Conversion of Bacillus thermocatenulatus lipase into an efficient phospholipase with increased activity towards long-chain fatty acyl substrates by directed evolution and rational design.

Abstract

The thermoalkalophilic lipase from Bacillus thermocatenulatus BTL2 exhibits a low phospholipase activity (lecithin/tributyrin ratio 0.03). A single round of random mutagenesis of the BTL2 gene followed by screening of 6000 transformants on egg-yolk plates identified three variants with 10-12-fold increased phospholipase activities, corresponding to lecithin/tributyrin ratios of 0.16-0.36. All variants were specific for the sn-1 acyl ester bond of 1-palmitoyl-2-oleoyl-sn-glycero-3-phosphocholine. Mutations occurred predominantly in the N-terminal part of BTL2 with regions surrounding the predicted helix alpha(4) and lid as hotspots. Two mutations, L184P located in the predicted helix alpha(4) and H15P found in the highly conserved oxy-anion hole motif among hydrolases, were identified to account for increased phospholipase activity. Two of the three variants showed reduced activities towards medium- and long-chain fatty acyl methyl esters compared to the wild-type enzyme. Substitution of Leu353 with Ser, which is located adjacent to the active site histidine and is important for phospholipase activity in the Staphylococcus hyicus lipase, increased the absolute phospholipase activities of the variants, but not of BTL2, approximately 2-fold.

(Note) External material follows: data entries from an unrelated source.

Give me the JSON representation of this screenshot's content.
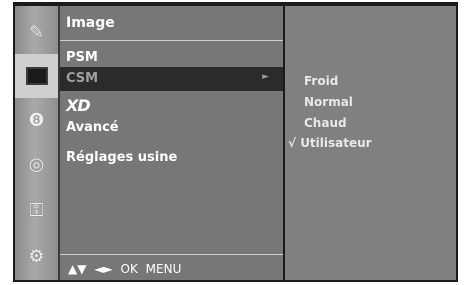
{
  "sidebar": {
    "icons": [
      {
        "name": "picture-icon",
        "glyph": "✎"
      },
      {
        "name": "screen-icon",
        "glyph": ""
      },
      {
        "name": "audio-icon",
        "glyph": "❽"
      },
      {
        "name": "time-icon",
        "glyph": "◎"
      },
      {
        "name": "setup-icon",
        "glyph": "⚿"
      },
      {
        "name": "option-icon",
        "glyph": "⚙"
      }
    ]
  },
  "main": {
    "title": "Image",
    "items": [
      {
        "label": "PSM"
      },
      {
        "label": "CSM",
        "arrow": "►"
      },
      {
        "label": "XD"
      },
      {
        "label": "Avancé"
      },
      {
        "label": "Réglages usine"
      }
    ],
    "footer": "▲▼ ◄► OK MENU"
  },
  "submenu": {
    "items": [
      {
        "check": "",
        "label": "Froid"
      },
      {
        "check": "",
        "label": "Normal"
      },
      {
        "check": "",
        "label": "Chaud"
      },
      {
        "check": "√",
        "label": "Utilisateur"
      }
    ]
  }
}
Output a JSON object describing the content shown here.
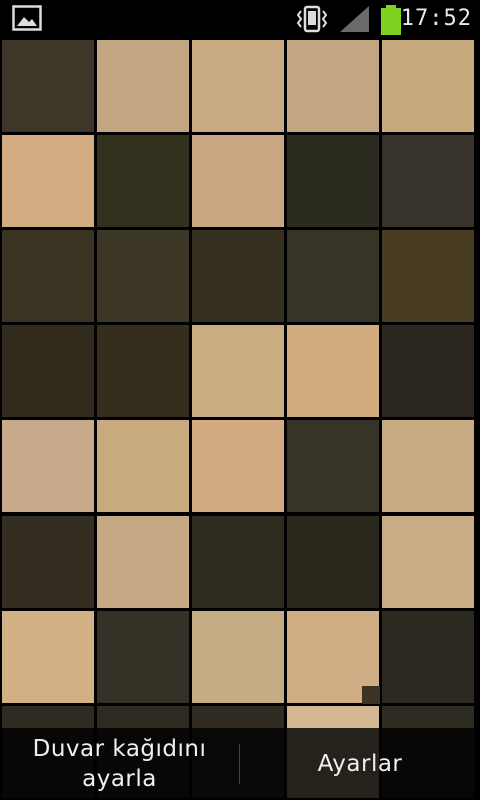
{
  "status_bar": {
    "time": "17:52",
    "icons": [
      "image-notification-icon",
      "vibrate-icon",
      "signal-icon",
      "battery-icon"
    ],
    "battery_color": "#7ed321"
  },
  "tile_grid": {
    "columns": 5,
    "rows": 8,
    "colors": [
      [
        "#3e3628",
        "#c2a681",
        "#c8a982",
        "#c4a582",
        "#c7a97e"
      ],
      [
        "#d4ac81",
        "#33301f",
        "#c9a881",
        "#2b2a1f",
        "#37332a"
      ],
      [
        "#3a3323",
        "#3b3626",
        "#363020",
        "#373326",
        "#473b22"
      ],
      [
        "#312a1d",
        "#352e1e",
        "#c9ac7f",
        "#d0ab7d",
        "#2c271e"
      ],
      [
        "#c6aa8a",
        "#c9aa7f",
        "#d1aa80",
        "#373327",
        "#c8aa83"
      ],
      [
        "#342e22",
        "#c7a885",
        "#2e2c1f",
        "#2a271c",
        "#c8ac83"
      ],
      [
        "#d3af84",
        "#353126",
        "#c5ac83",
        "#d1ad86",
        "#2c2920"
      ],
      [
        "#302b20",
        "#2e2a20",
        "#302c21",
        "#d4b793",
        "#2e2b20"
      ]
    ]
  },
  "bottom_bar": {
    "set_wallpaper_line1": "Duvar kağıdını",
    "set_wallpaper_line2": "ayarla",
    "settings_label": "Ayarlar"
  }
}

The engineered best variant displayed a lecithin/tributyrin ratio of 0.52, corresponding to a 17-fold increase compared to the wild-type enzyme. Moreover, this variant exhibited a 1.5-4-fold higher activity towards long-chain fatty acyl methyl ester (C18:1, C18:2, C18 and C20) compared to BTL2. A second round of mutagenesis and screening on lecithin-plates yielded no new variants with further increased phospholipase/lipase activity ratios, but instead one variant with a 5-fold increased expression rate and two variants with a 3-fold reduced activity towards triolein were obtained.